Since then, the condition of the Marco Temporal has been proving be a Trojan horse within the Brazilian legal system, since its forced reinterpretation, defended by interest groups opposed to the demarcation of Indigenous Lands, has been used to defend the broad thesis of the application of the Marco Temporal to these Lands, that is, the idea that all Indigenous People would only have the right to the lands under their possession on the date of the 1988 Constitution.

The thesis of the Marco Temporal, interpreted as if of broad application, is in conflict with the constitutional text which, in the same Article 231, establishes in one of its paragraphs: “The lands dealt with in this Article are inalienable and unavailable, and the rights over them, imprescriptible.”
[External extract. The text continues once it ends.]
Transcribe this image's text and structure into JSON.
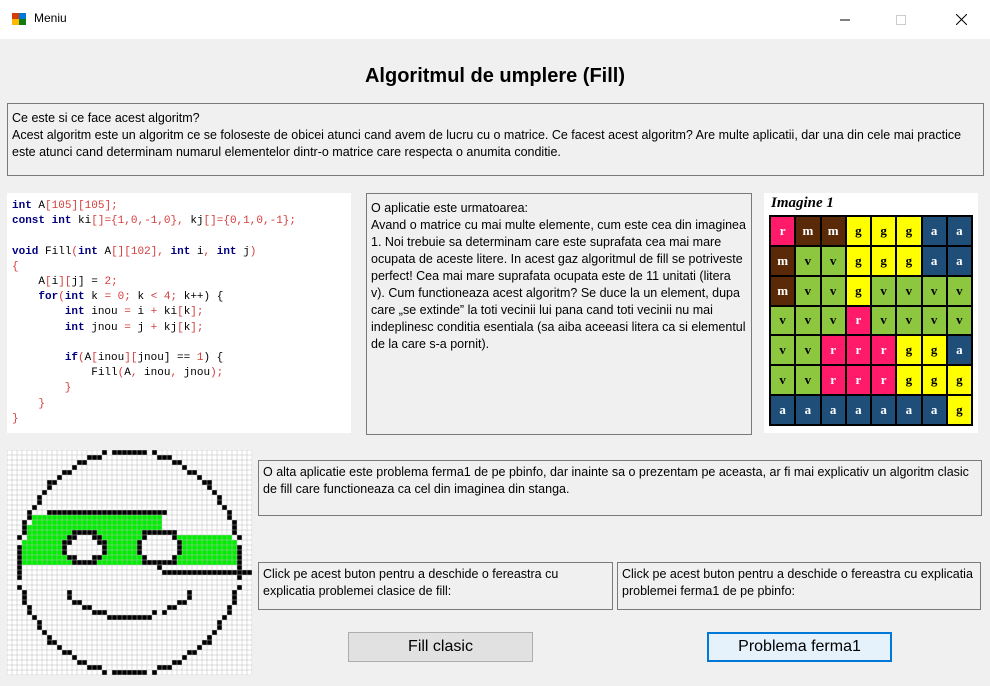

Very recently, on May 30, the chamber approved PL 490, which incorporates the thesis of the Marco Temporal , and today, on June 7, the case of the indigenous land Ibirama La-Klãnõ, which belongs to the Xokleng, Kaingang and the Guarani, will be on the STF’s agenda. The Supreme Court will decide if the thesis of the Marco Temporal applies to this case and will be valid for other indigenous lands in Brazil, or if it refuses the application of the Marco Temporal and this thesis falls definitely to all other Indigenous Lands.

Image: Olinda Tupinambá, yawar.art.br

That is why this judgment is so emblematic for the traditional populations of our country. The thesis of the Marco Temporal disregards the struggle of the indigenous peoples and their original right over the lands they traditionally occupy, and puts at risk the physical integrity of these peoples.

All over the national territory, indigenous people are protesting. The indigenous and indigenist organisations consider that we are facing the biggest attack on indigenous rights since 1500, and affirm that they will not leave their territories. They affirm that they are not simply fighting for land in the sense of ownership of means of production, but also to maintain their peoples’ own way of life, their own ways of thinking, acting, maintaining their culture without imposition of forced change and guaranteeing the survival of future generations and the balance of life in these territories.